Hey DoubleTerm... If you are offering a chance to collect some rhodo (possibly flourite and apatite as well) I'd love the opportunity... I've always had a fascination with it... I've done some research and found this:
Geologic section and gravity profile across the Climax and Alma districts:
The Sweet Home mineralization is posed to be related to magmatic activity that formed the inner Alma dome at about 24 - 28 million years ago (Bookstrom et al. 1988; Bookstrom 1989). We assume that a hidden molybdenum porphyry deposit in a satellite intrusion of the Alma Batholith is below the Sweet Home
system, similar to the currently exposed Climax molybdenum deposit.

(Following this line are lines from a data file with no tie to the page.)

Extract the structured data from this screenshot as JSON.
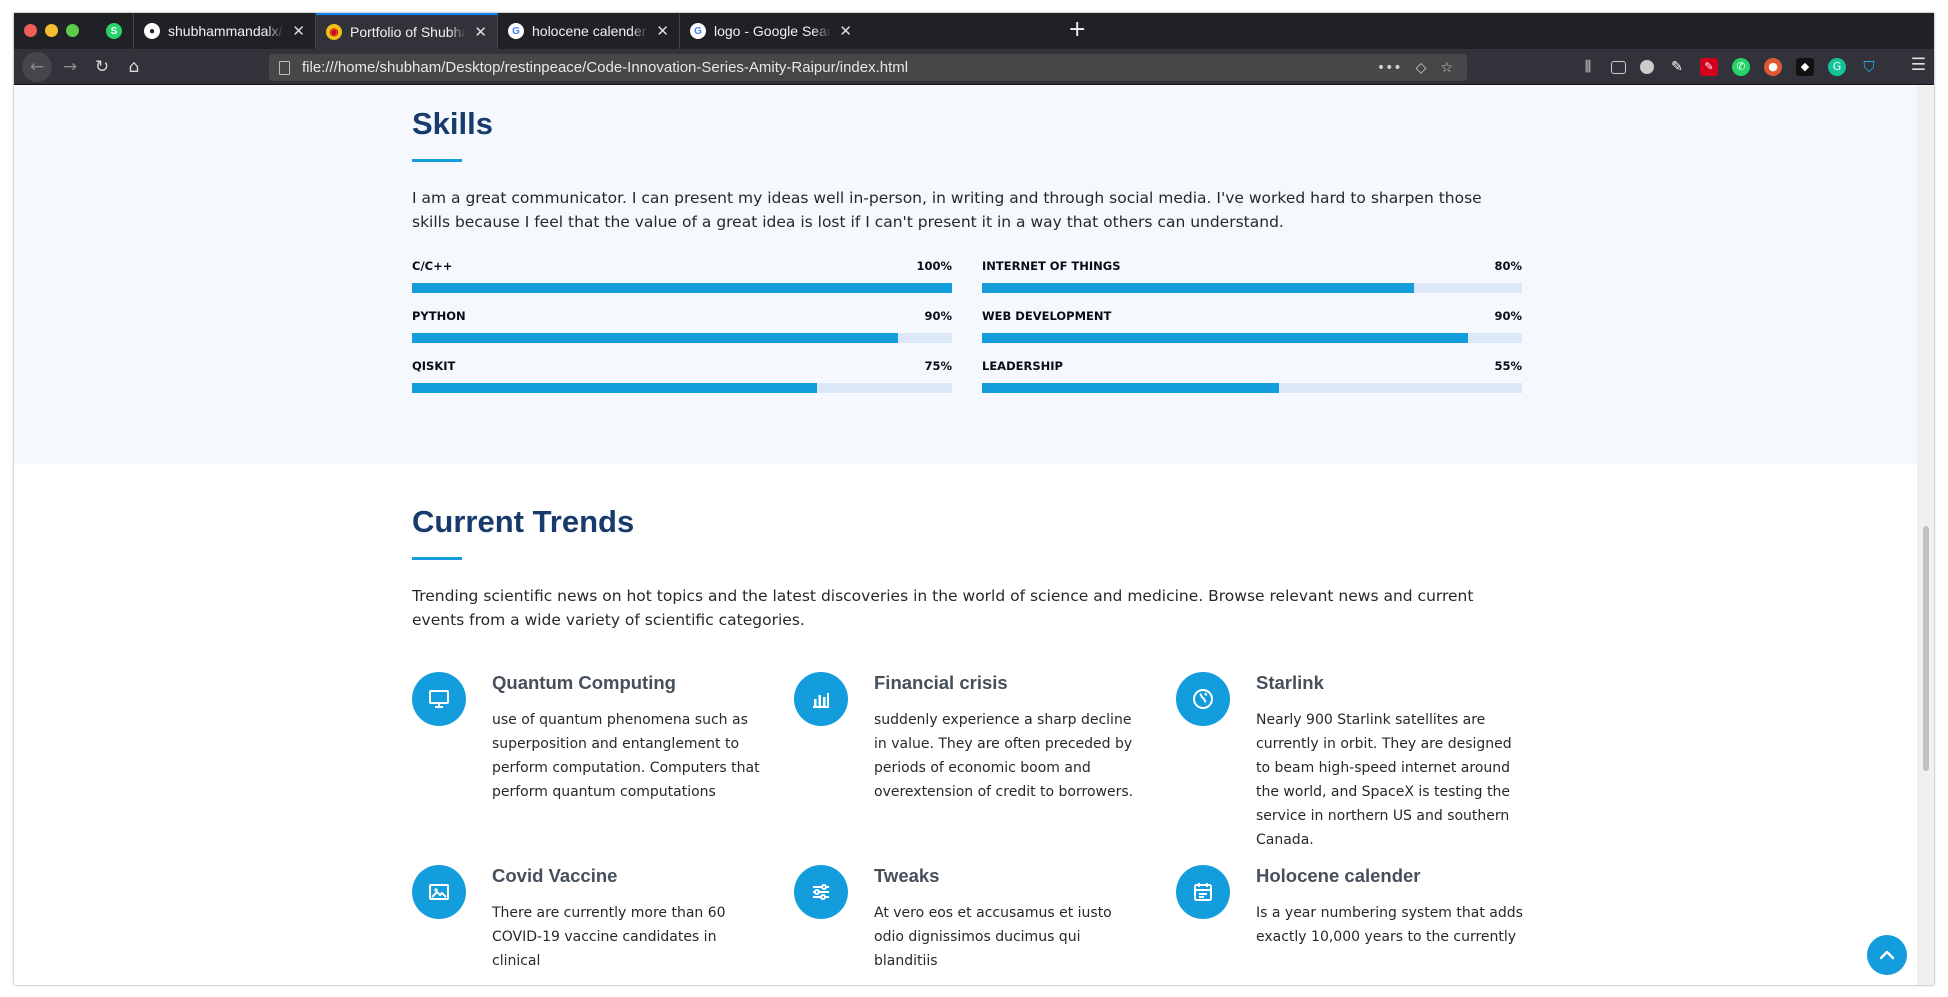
{
  "browser": {
    "tabs": [
      {
        "title": "shubhammandalx/Code-I",
        "favicon": "github-icon"
      },
      {
        "title": "Portfolio of Shubham Ma",
        "favicon": "portfolio-icon"
      },
      {
        "title": "holocene calender - Goo",
        "favicon": "google-icon"
      },
      {
        "title": "logo - Google Search",
        "favicon": "google-icon"
      }
    ],
    "pinned_tab_badge": "S",
    "url": "file:///home/shubham/Desktop/restinpeace/Code-Innovation-Series-Amity-Raipur/index.html",
    "url_actions": "•••",
    "new_tab_symbol": "+",
    "close_symbol": "✕",
    "menu_symbol": "☰"
  },
  "skills": {
    "title": "Skills",
    "description": "I am a great communicator. I can present my ideas well in-person, in writing and through social media. I've worked hard to sharpen those skills because I feel that the value of a great idea is lost if I can't present it in a way that others can understand.",
    "items": [
      {
        "name": "C/C++",
        "value_text": "100%",
        "value": 100
      },
      {
        "name": "INTERNET OF THINGS",
        "value_text": "80%",
        "value": 80
      },
      {
        "name": "PYTHON",
        "value_text": "90%",
        "value": 90
      },
      {
        "name": "WEB DEVELOPMENT",
        "value_text": "90%",
        "value": 90
      },
      {
        "name": "QISKIT",
        "value_text": "75%",
        "value": 75
      },
      {
        "name": "LEADERSHIP",
        "value_text": "55%",
        "value": 55
      }
    ]
  },
  "trends": {
    "title": "Current Trends",
    "description": "Trending scientific news on hot topics and the latest discoveries in the world of science and medicine. Browse relevant news and current events from a wide variety of scientific categories.",
    "items": [
      {
        "title": "Quantum Computing",
        "icon": "monitor-icon",
        "text": "use of quantum phenomena such as superposition and entanglement to perform computation. Computers that perform quantum computations"
      },
      {
        "title": "Financial crisis",
        "icon": "bar-chart-icon",
        "text": "suddenly experience a sharp decline in value. They are often preceded by periods of economic boom and overextension of credit to borrowers."
      },
      {
        "title": "Starlink",
        "icon": "globe-icon",
        "text": "Nearly 900 Starlink satellites are currently in orbit. They are designed to beam high-speed internet around the world, and SpaceX is testing the service in northern US and southern Canada."
      },
      {
        "title": "Covid Vaccine",
        "icon": "image-icon",
        "text": "There are currently more than 60 COVID-19 vaccine candidates in clinical"
      },
      {
        "title": "Tweaks",
        "icon": "sliders-icon",
        "text": "At vero eos et accusamus et iusto odio dignissimos ducimus qui blanditiis"
      },
      {
        "title": "Holocene calender",
        "icon": "calendar-icon",
        "text": "Is a year numbering system that adds exactly 10,000 years to the currently"
      }
    ]
  },
  "colors": {
    "accent": "#149ddd",
    "heading": "#173b6c",
    "track": "#dce8f8"
  }
}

Two distinct mineralization stages are present in the mine; an early assemblage containing quartz-molybdenite-pyrite-topaz-muscovite-fluorite, and a later assemblage containing galena-sphalerite-tetrahedrite-bornite and other sulfides/sulfosalts, and fluorite-rhodochrosite. Calcite, barite, and apatite were the last minerals to form. Tungsten mineralization, in the form of hübnerite, and early black sphalerite are common. It is not clear whether these minerals are associated with the early mineralization stage or are transitional between the two main stages. Secondary copper minerals locally replace tetrahedrite.
The article also says the gem quality rhond comes from magmatic hydrothermal alteration and the lighter colored "washed out" rhond was formed by diluted by minor amounts of meteoric ("groundwater") water towards the end of the mineralization.
I've added a couple of images from the article: a geological interpretation of the subsurface and a mine map for anyone who's interested.